東京大学先端科学技術研究センター特任教授の長谷良裕氏らは、無線局間の干渉計算用に、非常に高速で計算できる電波強度シミュレータを組み込んだ無線局情報データベースを開発・構築している。今回、そのデータベースにインターネット経由でアクセスし、電波の強度および到来方向をAR(拡張現実)機能によって視覚的にわかりやすく表示するモバイル端末用アプリケーションを開発した。

140224ut2

放送や無線通信に使われる電波は目に見えないため、場所ごとに異なる電波の強度や到来方向を知るには専用の高価な測定器と大きな指向性アンテナを使って実測するしか方法がなかった。

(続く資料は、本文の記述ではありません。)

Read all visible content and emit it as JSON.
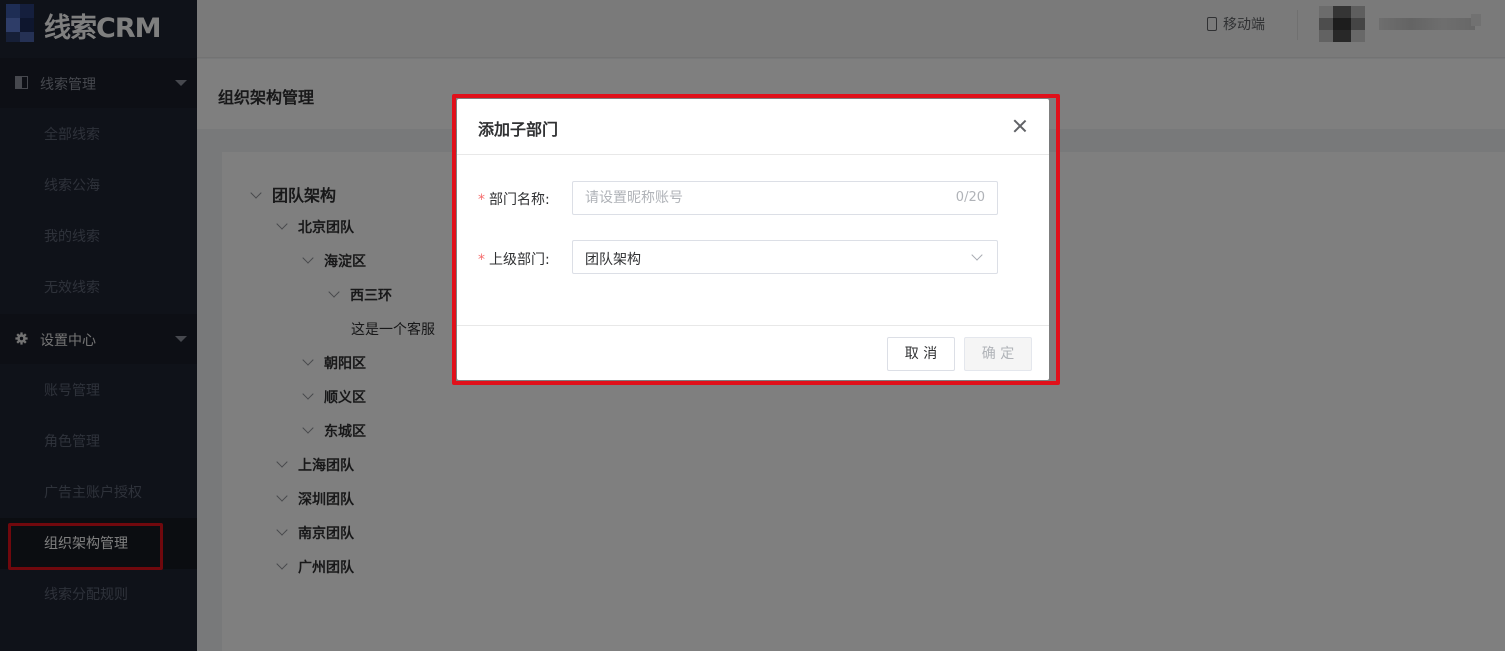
{
  "brand": {
    "logo_text": "线索CRM"
  },
  "sidebar": {
    "groups": [
      {
        "label": "线索管理",
        "icon": "book-icon",
        "items": [
          "全部线索",
          "线索公海",
          "我的线索",
          "无效线索"
        ]
      },
      {
        "label": "设置中心",
        "icon": "gear-icon",
        "items": [
          "账号管理",
          "角色管理",
          "广告主账户授权",
          "组织架构管理",
          "线索分配规则"
        ]
      }
    ],
    "active_item": "组织架构管理"
  },
  "header": {
    "mobile_label": "移动端"
  },
  "page": {
    "title": "组织架构管理"
  },
  "tree": {
    "root": "团队架构",
    "nodes": {
      "beijing": "北京团队",
      "haidian": "海淀区",
      "xisanhuan": "西三环",
      "kefu": "这是一个客服",
      "chaoyang": "朝阳区",
      "shunyi": "顺义区",
      "dongcheng": "东城区",
      "shanghai": "上海团队",
      "shenzhen": "深圳团队",
      "nanjing": "南京团队",
      "guangzhou": "广州团队"
    }
  },
  "dialog": {
    "title": "添加子部门",
    "name_label": "部门名称:",
    "name_placeholder": "请设置昵称账号",
    "name_value": "",
    "name_counter": "0/20",
    "parent_label": "上级部门:",
    "parent_value": "团队架构",
    "required_mark": "*",
    "cancel_label": "取 消",
    "ok_label": "确 定"
  },
  "colors": {
    "sidebar_bg": "#1f2433",
    "highlight": "#e0101a",
    "required": "#f56c6c"
  }
}
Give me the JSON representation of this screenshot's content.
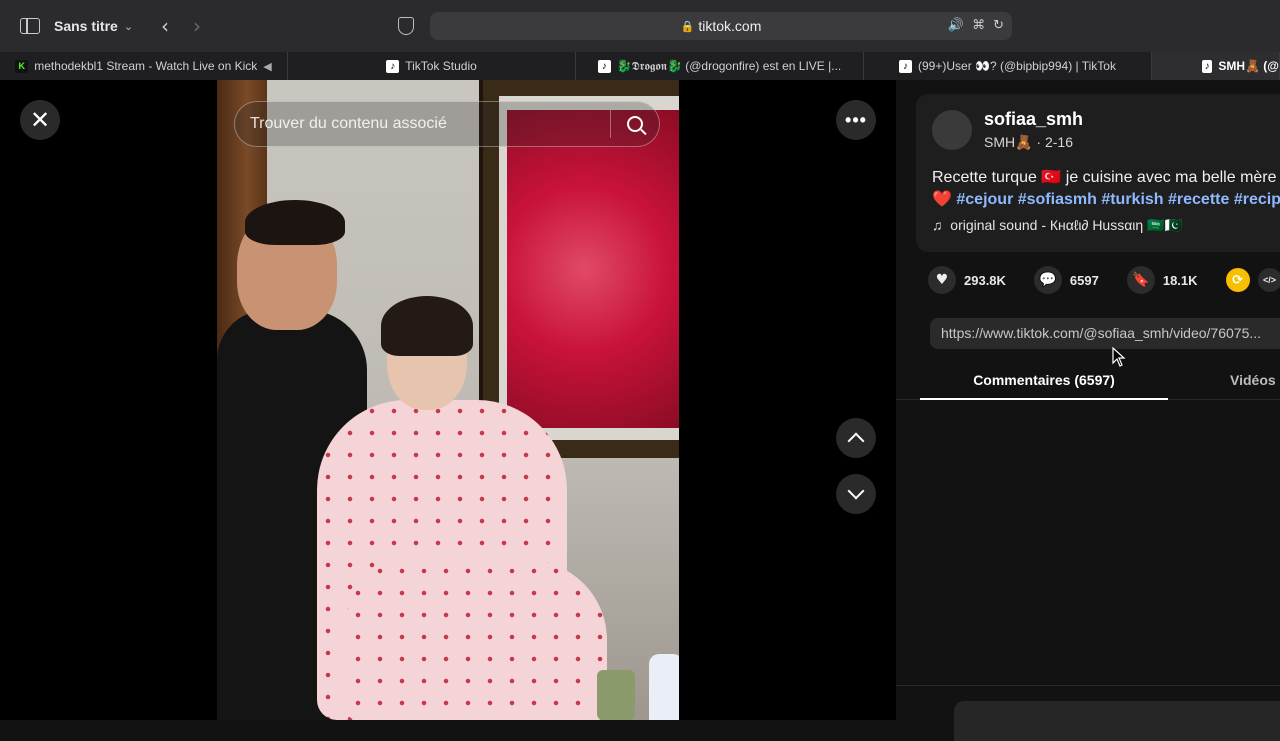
{
  "browser": {
    "group_name": "Sans titre",
    "address": "tiktok.com",
    "tabs": [
      {
        "label": "methodekbl1 Stream - Watch Live on Kick"
      },
      {
        "label": "TikTok Studio"
      },
      {
        "label": "🐉𝕯𝖗𝖔𝖌𝖔𝖓🐉 (@drogonfire) est en LIVE |..."
      },
      {
        "label": "(99+)User 👀? (@bipbip994) | TikTok"
      },
      {
        "label": "SMH🧸 (@"
      }
    ]
  },
  "video": {
    "search_placeholder": "Trouver du contenu associé"
  },
  "post": {
    "username": "sofiaa_smh",
    "subline": "SMH🧸 · 2-16",
    "description_text": "Recette turque 🇹🇷 je cuisine avec ma belle mère",
    "hashtags": "#cejour #sofiasmh #turkish #recette #recipe",
    "sound": "original sound - Кнαℓι∂ Hussαιη 🇸🇦🇵🇰",
    "likes": "293.8K",
    "comments": "6597",
    "saves": "18.1K",
    "link": "https://www.tiktok.com/@sofiaa_smh/video/76075...",
    "tab_comments": "Commentaires (6597)",
    "tab_videos": "Vidéos c"
  },
  "colors": {
    "background": "#121212",
    "hashtag": "#8fb8ff",
    "share_accent": "#f6c000",
    "kick_green": "#53fc18"
  }
}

モバイル端末でリアルタイムに電波の強度を表示できる「電波の見える化」ツールが作製できれば、この問題は解消され、誰でも測定器なしに、たとえば、携帯電話がつながらない場所を調べたり、旅先や外出先でどの放送局が受信できるかを調べたり、TVアンテナの最適な向きを調べることが簡単にできるようになり、モバイル端末の利便性がいっそう高まると期待される。しかし、このようなアプリケーションを実現させるためには、種々の課題があり実現には至っていなかった。

この研究で開発したアプリケーションや技術により、一般のスマートフォンやタブレット等のモバイル端末が電波のヴァーチャル測定器となり、どの携帯基地局とつながるか、どの放送局が受信できるか等がわかる「電波の見える化」ツールとしての実用化が期待される。